Here are some details of the harm to older Americans:

  • Medicaid cuts would threaten many of their health care. Medicaid provides essential care for 7 million seniors, including nursing home care, long-term services and supports, and other medical care and supportive services that Medicare doesn’t cover, which help many low-income seniors stay independent and healthy. The President’s budget would cut Medicaid, and the Affordable Care Act’s (ACA) premium tax credits that help low- and moderate-income people afford coverage, by $1 trillion over ten years, with cuts growing deeper over time. The budget doesn’t explain how the Administration would implement much of these cuts, but it specifically calls for ending the enhanced federal funding for states that expanded Medicaid under the ACA. That would almost certainly lead states to end coverage for most of the more than 12 million people who have gained coverage through the expansion — including millions of adults aged 50 to 64. Other proposals in the budget would cut Medicaid and threaten access to care for older adults, including requiring all states to take coverage away from adult Medicaid enrollees who don’t meet work requirements, which would threaten coverage for millions of older adults. The budget would also make it harder for seniors to qualify for Medicaid without selling their homes.
  • Deep SNAP (food stamp) cuts would cause more elderly people to struggle to afford food. SNAP households with an elderly member receive an average of $121 in benefits each month to help them pay for groceries. For seniors, SNAP participation is linked with reduced nursing home admissions and hospitalization and less frequent skipping of needed medicines, as we’ve detailed. The budget would cut $182 billion, nearly 30 percent, from SNAP over the next decade. The biggest cut would be from radically restructuring SNAP to eliminate about 40 percent of SNAP benefits and use some of the savings to give households a “Harvest Box” of non-perishable foods. This approach would be in lieu of the food that households would otherwise choose to buy with their SNAP benefits. The budget would also end SNAP’s minimum monthly benefit for households with one or two people (currently $16), which mainly goes to low-income seniors and people with disabilities who qualify for a benefit of $15 or less. This change would affect 1 to 2 million people, most of whom would lose benefits altogether. The budget would also raise the age for individuals to be considered “elderly” from 60 to 65, meaning those aged 60 through 64 would no longer qualify under certain eligibility rules and program flexibilities designed to reduce administrative burdens and ease access for vulnerable seniors.

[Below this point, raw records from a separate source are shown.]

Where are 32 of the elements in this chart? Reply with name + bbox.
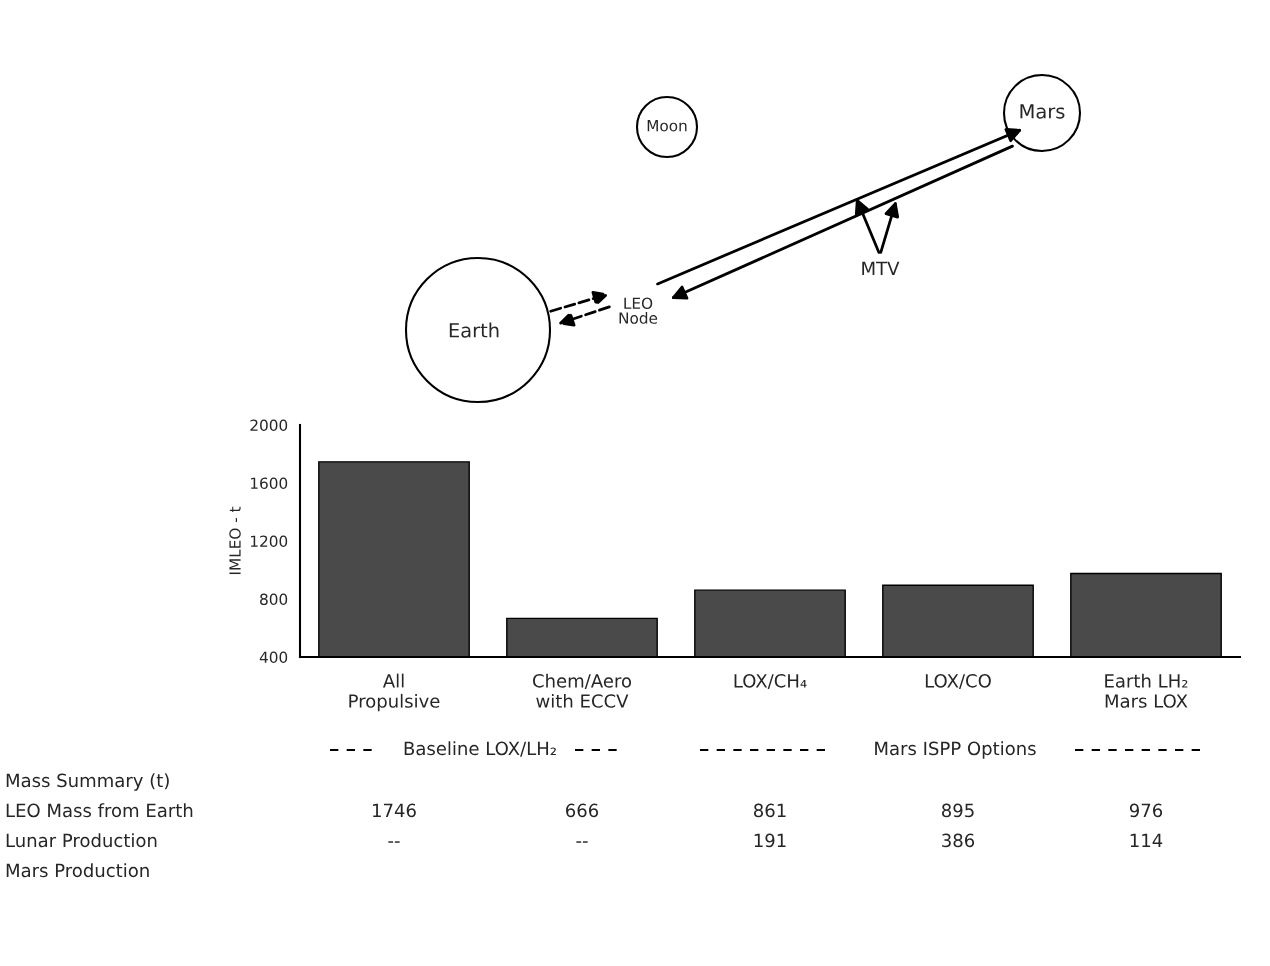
data-label: 1746 bbox=[373, 803, 416, 818]
text: -- bbox=[576, 841, 588, 843]
text: LEO Node bbox=[619, 297, 658, 324]
text: LEO Mass from Earth bbox=[6, 803, 193, 818]
text: Lunar Production bbox=[6, 833, 157, 848]
y-tick-label: 2000 bbox=[250, 419, 288, 432]
y-tick-label: 800 bbox=[260, 593, 288, 606]
x-tick-label: LOX/CH₄ bbox=[734, 673, 807, 690]
text: Mass Summary (t) bbox=[6, 773, 169, 791]
text: Moon bbox=[647, 120, 687, 132]
text: 386 bbox=[942, 833, 975, 848]
x-tick-label: LOX/CO bbox=[925, 673, 991, 690]
text: Earth bbox=[449, 322, 499, 338]
text: 114 bbox=[1130, 833, 1163, 847]
y-axis-title: IMLEO - t bbox=[229, 506, 241, 575]
x-tick-label: Earth LH₂ Mars LOX bbox=[1105, 673, 1188, 708]
x-tick-label: Chem/Aero with ECCV bbox=[532, 673, 632, 708]
text: Mars ISPP Options bbox=[875, 741, 1036, 759]
y-tick-label: 400 bbox=[259, 651, 288, 664]
data-label: 976 bbox=[1129, 803, 1163, 818]
text: Mars Production bbox=[6, 863, 149, 878]
data-label: 895 bbox=[941, 803, 974, 818]
y-tick-label: 1200 bbox=[250, 535, 288, 548]
text: -- bbox=[388, 841, 400, 843]
y-tick-label: 1600 bbox=[250, 477, 288, 490]
x-tick-label: All Propulsive bbox=[349, 673, 440, 712]
text: MTV bbox=[862, 261, 900, 275]
data-label: 666 bbox=[566, 803, 599, 818]
text: Mars bbox=[1020, 104, 1065, 119]
text: Baseline LOX/LH₂ bbox=[404, 741, 556, 757]
text: 191 bbox=[754, 833, 786, 848]
data-label: 861 bbox=[753, 803, 786, 818]
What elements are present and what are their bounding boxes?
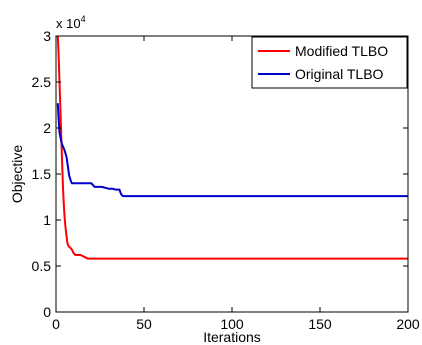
x-tick-label: 50	[136, 316, 152, 332]
legend-box	[251, 36, 408, 89]
series-line-modified-tlbo	[56, 35, 408, 260]
x-tick-label: 0	[52, 316, 60, 332]
x-tick-label: 200	[396, 316, 420, 332]
y-tick-label: 0	[43, 304, 51, 320]
y-multiplier-label: x 104	[56, 14, 86, 31]
series-layer	[56, 35, 408, 260]
y-tick-label: 1.5	[32, 166, 52, 182]
x-tick-label: 150	[308, 316, 332, 332]
tick-layer: 0 50 100 150 200 0 0.5 1 1.5 2 2.5 3	[32, 28, 420, 332]
y-tick-label: 2	[43, 120, 51, 136]
y-tick-label: 3	[43, 28, 51, 44]
y-tick-label: 0.5	[32, 258, 52, 274]
y-axis-title: Objective	[9, 145, 25, 204]
series-line-original-tlbo	[56, 103, 408, 198]
y-tick-label: 1	[43, 212, 51, 228]
y-tick-label: 2.5	[32, 74, 52, 90]
legend: Modified TLBO Original TLBO	[251, 36, 408, 89]
legend-label-modified-tlbo: Modified TLBO	[295, 43, 388, 59]
x-tick-label: 100	[220, 316, 244, 332]
legend-label-original-tlbo: Original TLBO	[295, 66, 384, 82]
x-axis-title: Iterations	[203, 329, 261, 345]
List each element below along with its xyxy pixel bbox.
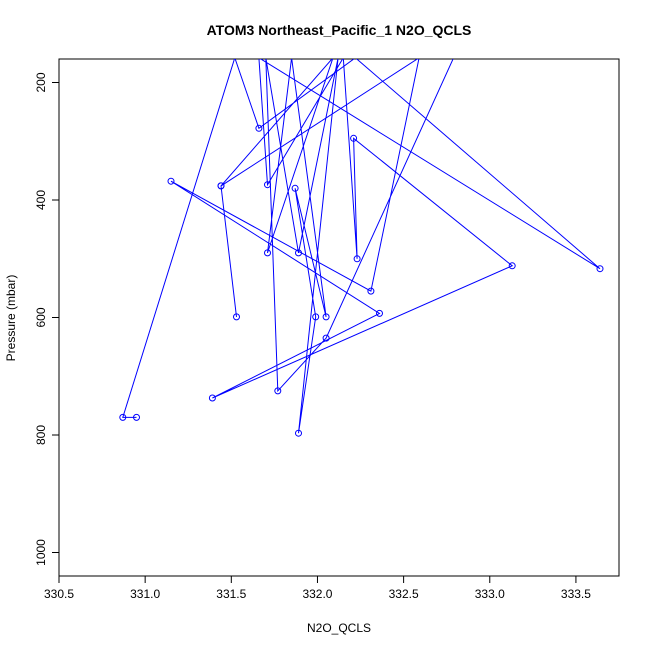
data-point bbox=[255, 124, 263, 132]
data-point bbox=[376, 309, 383, 317]
data-point bbox=[119, 413, 127, 421]
data-point bbox=[596, 265, 604, 273]
y-tick-label: 800 bbox=[34, 425, 48, 445]
data-point bbox=[295, 429, 302, 437]
y-axis: 200 400 600 800 1000 bbox=[34, 72, 60, 566]
y-tick-label: 600 bbox=[34, 307, 48, 327]
plot-area bbox=[119, 59, 604, 437]
data-point bbox=[508, 262, 516, 270]
y-tick-label: 400 bbox=[34, 190, 48, 210]
data-point bbox=[295, 249, 302, 257]
data-point bbox=[291, 184, 299, 192]
series-line bbox=[122, 59, 601, 434]
data-point bbox=[350, 134, 358, 142]
x-tick-label: 331.0 bbox=[130, 587, 160, 601]
data-point bbox=[274, 387, 282, 395]
data-point bbox=[233, 313, 240, 321]
chart-title: ATOM3 Northeast_Pacific_1 N2O_QCLS bbox=[207, 22, 472, 38]
data-point bbox=[264, 181, 271, 189]
data-point bbox=[367, 287, 375, 295]
data-point bbox=[167, 177, 175, 185]
plot-frame bbox=[58, 58, 620, 577]
data-point bbox=[264, 249, 271, 257]
x-tick-label: 332.5 bbox=[389, 587, 419, 601]
data-point bbox=[353, 255, 361, 263]
data-point bbox=[133, 413, 140, 421]
y-axis-label: Pressure (mbar) bbox=[4, 275, 18, 362]
x-tick-label: 330.5 bbox=[44, 587, 74, 601]
x-tick-label: 333.0 bbox=[475, 587, 505, 601]
y-tick-label: 200 bbox=[34, 72, 48, 92]
data-point bbox=[312, 313, 320, 321]
x-tick-label: 333.5 bbox=[561, 587, 591, 601]
data-point bbox=[322, 313, 330, 321]
x-axis-label: N2O_QCLS bbox=[307, 621, 371, 635]
data-point bbox=[217, 182, 225, 190]
x-axis: 330.5 331.0 331.5 332.0 332.5 333.0 333.5 bbox=[44, 575, 591, 601]
data-point bbox=[208, 394, 216, 402]
x-tick-label: 331.5 bbox=[216, 587, 246, 601]
data-point bbox=[322, 334, 330, 342]
y-tick-label: 1000 bbox=[34, 539, 48, 566]
x-tick-label: 332.0 bbox=[302, 587, 332, 601]
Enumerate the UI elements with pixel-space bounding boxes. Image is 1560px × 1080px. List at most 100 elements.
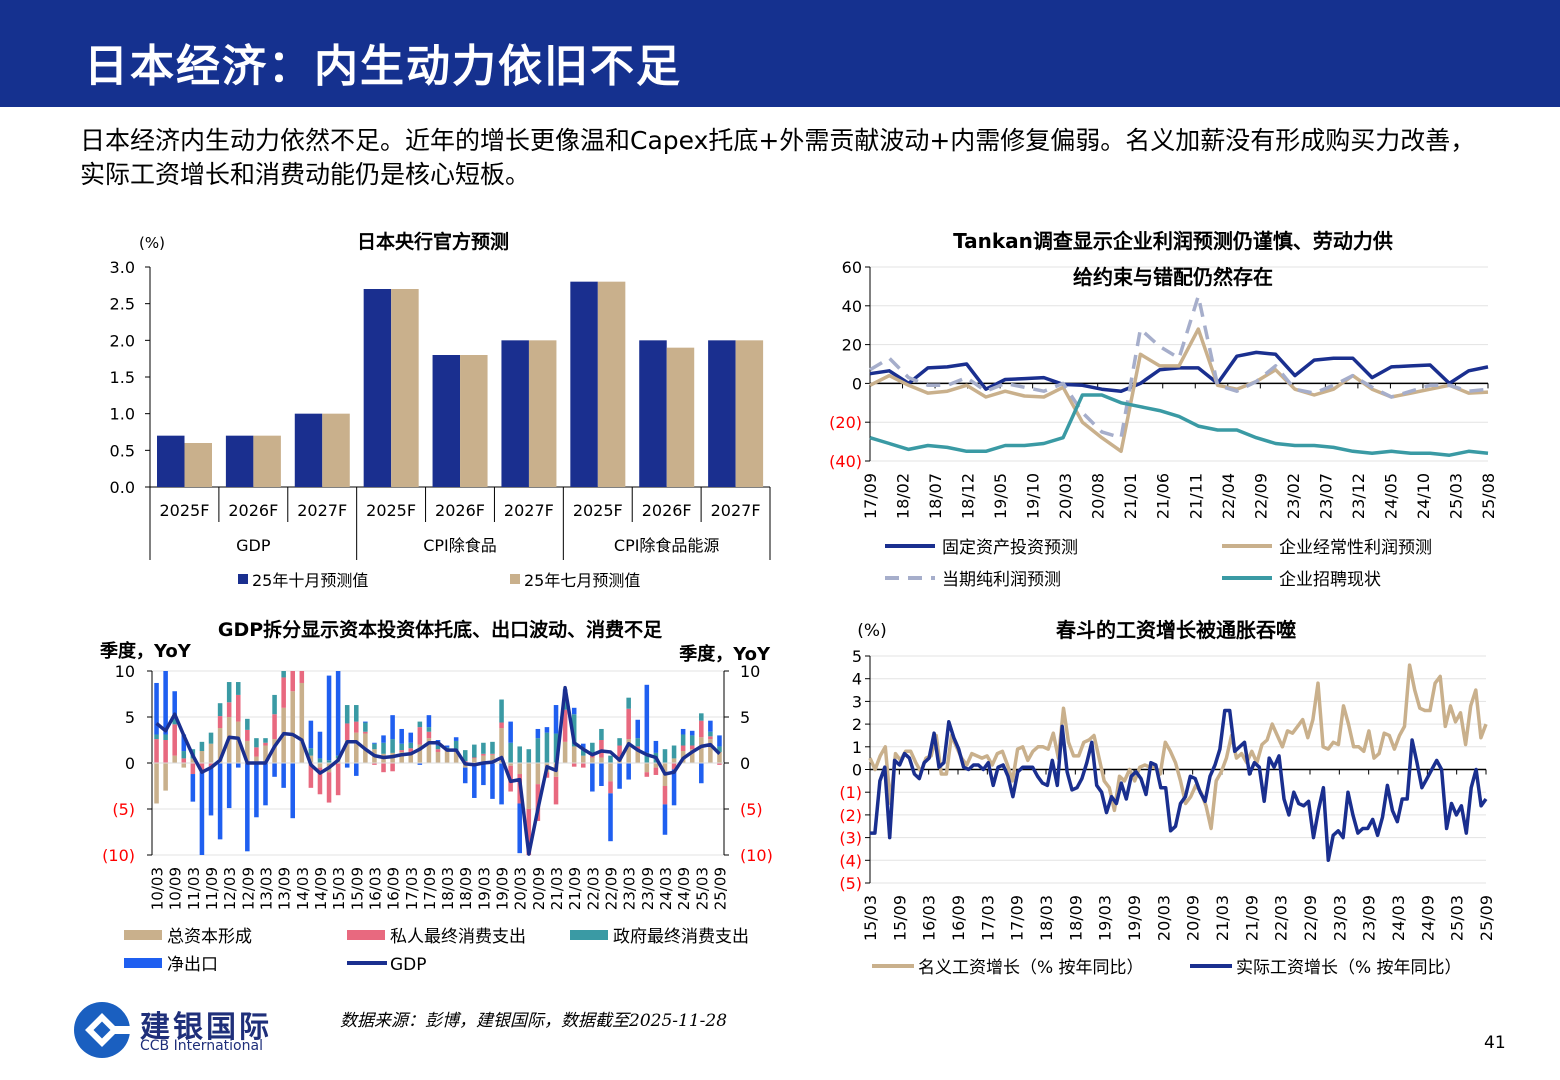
x-tick-label: 23/03 [1330, 895, 1349, 941]
y-tick-label: 0 [852, 374, 862, 393]
x-tick-label: 22/03 [1272, 895, 1291, 941]
bar-净出口 [626, 763, 631, 780]
bar-jul [735, 340, 764, 487]
series-line-企业经常性利润预测 [869, 327, 1489, 454]
bar-净出口 [644, 684, 650, 753]
bar-总资本形成 [344, 740, 350, 763]
x-tick-label: 16/03 [920, 895, 939, 941]
bar-总资本形成 [562, 741, 568, 763]
bar-总资本形成 [717, 751, 722, 763]
bar-净出口 [317, 731, 323, 759]
y-tick-label: 0 [852, 761, 862, 780]
x-tick-label: 19/09 [494, 867, 512, 910]
x-tick-label: 12/09 [239, 867, 257, 910]
bar-总资本形成 [399, 751, 404, 763]
logo-en: CCB International [140, 1038, 263, 1054]
legend-swatch [238, 574, 248, 584]
bar-总资本形成 [581, 755, 586, 763]
bar-净出口 [708, 720, 713, 732]
bar-净出口 [490, 763, 495, 799]
x-tick-label: 11/09 [203, 867, 221, 910]
bar-私人最终消费支出 [226, 702, 232, 717]
bar-总资本形成 [472, 758, 477, 763]
bar-净出口 [163, 671, 168, 735]
bar-总资本形成 [508, 763, 513, 766]
x-tick-label: 17/09 [1008, 895, 1027, 941]
x-tick-label: 23/02 [1284, 473, 1303, 519]
bar-政府最终消费支出 [644, 752, 650, 763]
bar-政府最终消费支出 [544, 732, 550, 763]
series-line-企业招聘现状 [869, 393, 1489, 457]
x-tick-label: 25/03 [693, 867, 711, 910]
bar-政府最终消费支出 [308, 748, 314, 756]
x-tick-label: 23/12 [1349, 473, 1368, 519]
bar-政府最终消费支出 [517, 746, 522, 763]
bar-净出口 [426, 715, 432, 728]
bar-净出口 [363, 721, 368, 723]
chart-title: 给约束与错配仍然存在 [1073, 265, 1273, 289]
bar-总资本形成 [272, 739, 277, 763]
y-tick-label-right: (5) [740, 800, 763, 819]
chart-title: Tankan调查显示企业利润预测仍谨慎、劳动力供 [953, 229, 1393, 253]
bar-政府最终消费支出 [326, 760, 332, 763]
bar-私人最终消费支出 [381, 763, 386, 773]
bar-政府最终消费支出 [235, 682, 241, 695]
bar-总资本形成 [208, 743, 214, 763]
x-tick-label: 2027F [711, 501, 761, 520]
bar-私人最终消费支出 [626, 708, 631, 740]
bar-政府最终消费支出 [671, 745, 677, 759]
y-tick-label-left: 5 [125, 708, 135, 727]
bar-总资本形成 [644, 763, 650, 773]
bar-政府最终消费支出 [390, 739, 395, 753]
x-tick-label: 18/09 [1066, 895, 1085, 941]
bar-总资本形成 [571, 746, 577, 763]
bar-政府最终消费支出 [635, 738, 641, 747]
bar-私人最终消费支出 [708, 736, 713, 740]
bar-政府最终消费支出 [417, 721, 423, 728]
x-tick-label: 10/09 [167, 867, 185, 910]
legend-label: 25年十月预测值 [252, 571, 368, 590]
y-tick-label-left: (5) [112, 800, 135, 819]
x-tick-label: 2027F [297, 501, 347, 520]
y-tick-label-right: (10) [740, 846, 773, 865]
bar-私人最终消费支出 [571, 763, 577, 767]
x-tick-label: 20/03 [1056, 473, 1075, 519]
y-axis-label-left: 季度，YoY [100, 640, 192, 662]
bar-政府最终消费支出 [344, 705, 350, 724]
bar-私人最终消费支出 [653, 767, 659, 775]
bar-总资本形成 [626, 739, 631, 763]
x-tick-label: 2026F [228, 501, 278, 520]
bar-净出口 [662, 804, 668, 835]
bar-政府最终消费支出 [717, 746, 722, 752]
bar-净出口 [462, 767, 468, 784]
bar-jul [666, 347, 695, 487]
bar-政府最终消费支出 [426, 727, 432, 732]
bar-政府最终消费支出 [599, 728, 604, 740]
bar-净出口 [354, 763, 359, 776]
y-tick-label-left: 0 [125, 754, 135, 773]
bar-总资本形成 [590, 757, 595, 763]
legend-label: GDP [390, 955, 427, 975]
bar-总资本形成 [217, 728, 223, 763]
bar-政府最终消费支出 [181, 751, 187, 759]
y-tick-label: (1) [839, 783, 862, 802]
bar-总资本形成 [172, 755, 177, 763]
bar-私人最终消费支出 [245, 729, 250, 741]
bar-私人最终消费支出 [499, 722, 504, 729]
bar-私人最终消费支出 [263, 742, 268, 746]
y-tick-label: 2 [852, 715, 862, 734]
x-tick-label: 17/03 [978, 895, 997, 941]
x-tick-label: 14/09 [312, 867, 330, 910]
y-tick-label: 60 [842, 258, 862, 277]
x-tick-label: 24/09 [1418, 895, 1437, 941]
bar-净出口 [390, 715, 395, 740]
bar-私人最终消费支出 [335, 763, 341, 796]
x-tick-label: 15/03 [861, 895, 880, 941]
y-tick-label: (3) [839, 829, 862, 848]
bar-净出口 [226, 763, 232, 809]
bar-净出口 [444, 745, 450, 748]
x-tick-label: 2026F [435, 501, 485, 520]
bar-政府最终消费支出 [608, 755, 613, 763]
page-number: 41 [1484, 1033, 1506, 1053]
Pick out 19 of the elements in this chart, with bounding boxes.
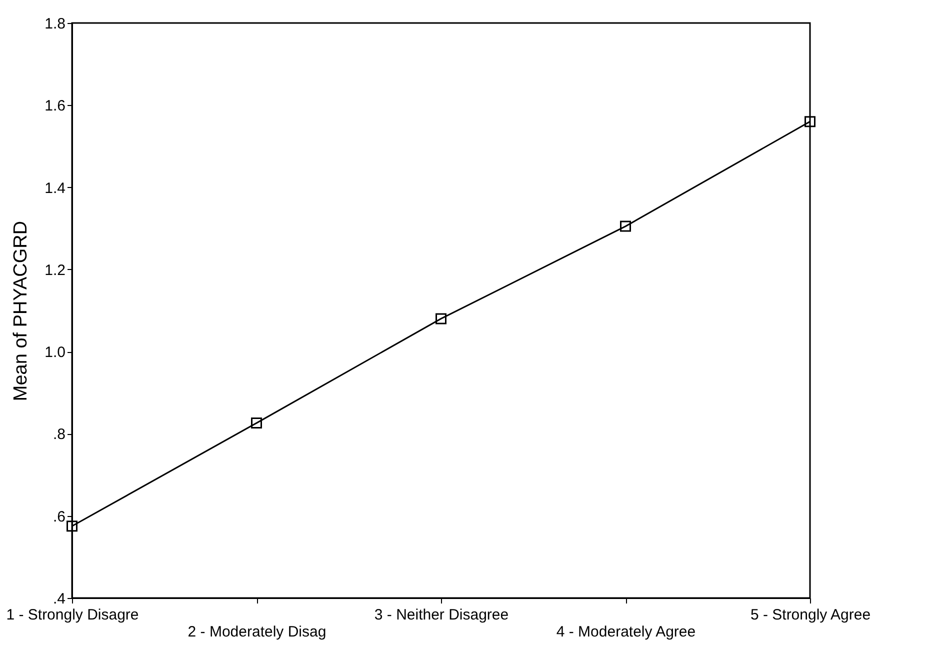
point [620, 220, 631, 232]
x-tick-label: 2 - Moderately Disag [188, 624, 326, 640]
y-tick-label: 1.0 [44, 344, 66, 362]
y-tick-label: .6 [52, 508, 66, 526]
point [804, 116, 816, 128]
y-tick-label: 1.4 [44, 180, 66, 197]
y-tick-label: 1.6 [44, 98, 66, 115]
y-tick-label: .4 [52, 590, 66, 608]
y-tick-label: 1.2 [44, 262, 66, 279]
point [436, 313, 446, 324]
x-tick-label: 1 - Strongly Disagre [6, 606, 139, 624]
x-tick-label: 4 - Moderately Agree [556, 624, 696, 640]
y-tick-label: .8 [52, 426, 66, 444]
y-tick-label: 1.8 [44, 16, 66, 32]
point [66, 520, 78, 532]
point [251, 418, 262, 429]
x-tick-label: 3 - Neither Disagree [374, 606, 509, 624]
x-tick-label: 5 - Strongly Agree [750, 606, 871, 624]
y-axis-title: Mean of PHYACGRD [10, 220, 32, 402]
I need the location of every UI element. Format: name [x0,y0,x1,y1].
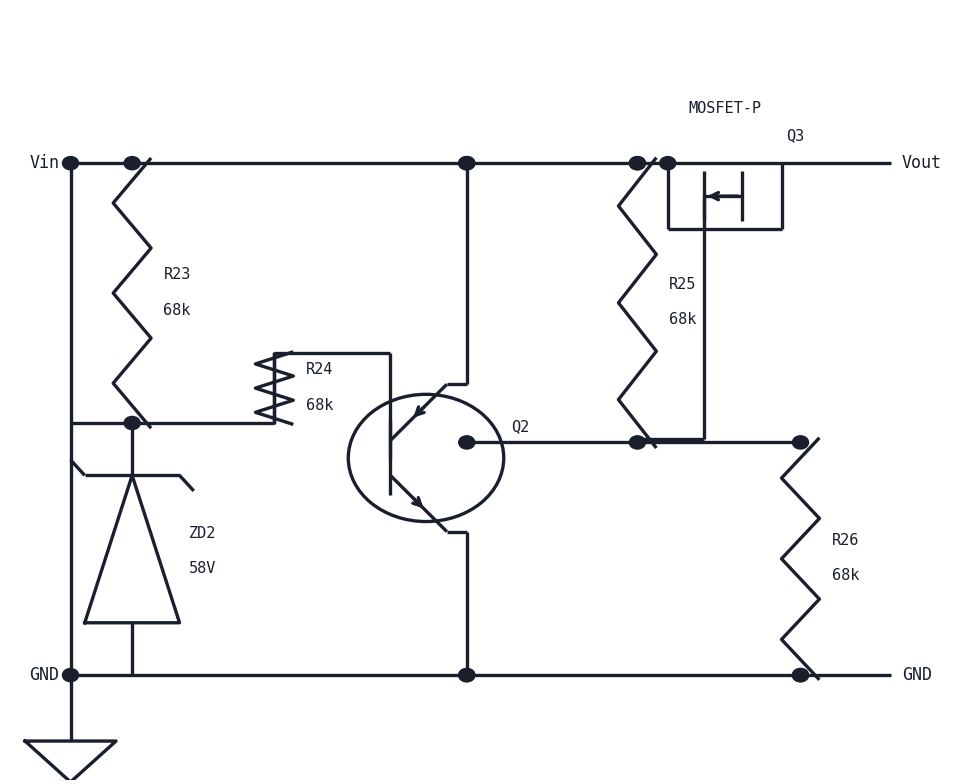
Text: 68k: 68k [832,568,859,583]
Text: Q3: Q3 [787,129,805,143]
Text: 68k: 68k [669,312,696,328]
Circle shape [458,157,475,170]
Circle shape [458,669,475,682]
Circle shape [458,157,475,170]
Text: R25: R25 [669,277,696,292]
Text: R23: R23 [164,267,190,282]
Text: MOSFET-P: MOSFET-P [688,101,761,116]
Circle shape [659,157,676,170]
Circle shape [792,669,809,682]
Text: R26: R26 [832,532,859,548]
Text: Vout: Vout [901,154,942,172]
Text: 58V: 58V [189,561,216,576]
Circle shape [62,157,78,170]
Text: ZD2: ZD2 [189,526,216,541]
Circle shape [792,436,809,449]
Circle shape [458,436,475,449]
Text: R24: R24 [305,362,333,377]
Circle shape [630,157,645,170]
Text: Vin: Vin [29,154,59,172]
Text: 68k: 68k [305,397,333,412]
Text: GND: GND [29,666,59,684]
Circle shape [630,436,645,449]
Text: GND: GND [901,666,932,684]
Circle shape [630,157,645,170]
Text: 68k: 68k [164,303,190,318]
Text: Q2: Q2 [511,419,529,434]
Circle shape [792,669,809,682]
Circle shape [458,669,475,682]
Circle shape [62,669,78,682]
Circle shape [124,157,141,170]
Circle shape [124,416,141,430]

  • Social Security Disability Insurance (SSDI) cuts would hit many older Americans. Workers pay into Social Security to protect themselves and their families if they retire, become disabled, or die leaving family members to support. Most SSDI beneficiaries — nearly 6 million — are 55 or older and can’t keep working until their full Social Security retirement age due to serious illness or injury. Though the President has repeatedly promised not to cut Social Security, his budget cuts SSDI by tens of billions of dollars.
  • Rental and heating assistance cuts would hurt thousands of seniors. The budget’s deep cuts in rental assistance for low-income families would leave 160,000 fewer households, nearly 45,000 of which include seniors, without housing vouchers that they could use to afford to pay rent. The budget would also eliminate the Low Income Home Energy Assistance Program (LIHEAP), which helps low-income people pay their heating and cooling bills. Over 40 percent of LIHEAP-eligible households include at least one person aged 60 or older.
  • The budget eliminates several programs providing social and community services to older people. One is the Social Services Block Grant, which helps states meet the specialized needs of their most vulnerable populations, such as helping seniors stay in their homes, providing Meals on Wheels, and preventing elder abuse. Another is the Legal Services Corporation, which provides legal support to low-income seniors facing foreclosure, eviction, and elder abuse. Finally, the budget would eliminate the Senior Community Service Employment Program, which connects low-income, unemployed people aged 55 or older with part-time work each year.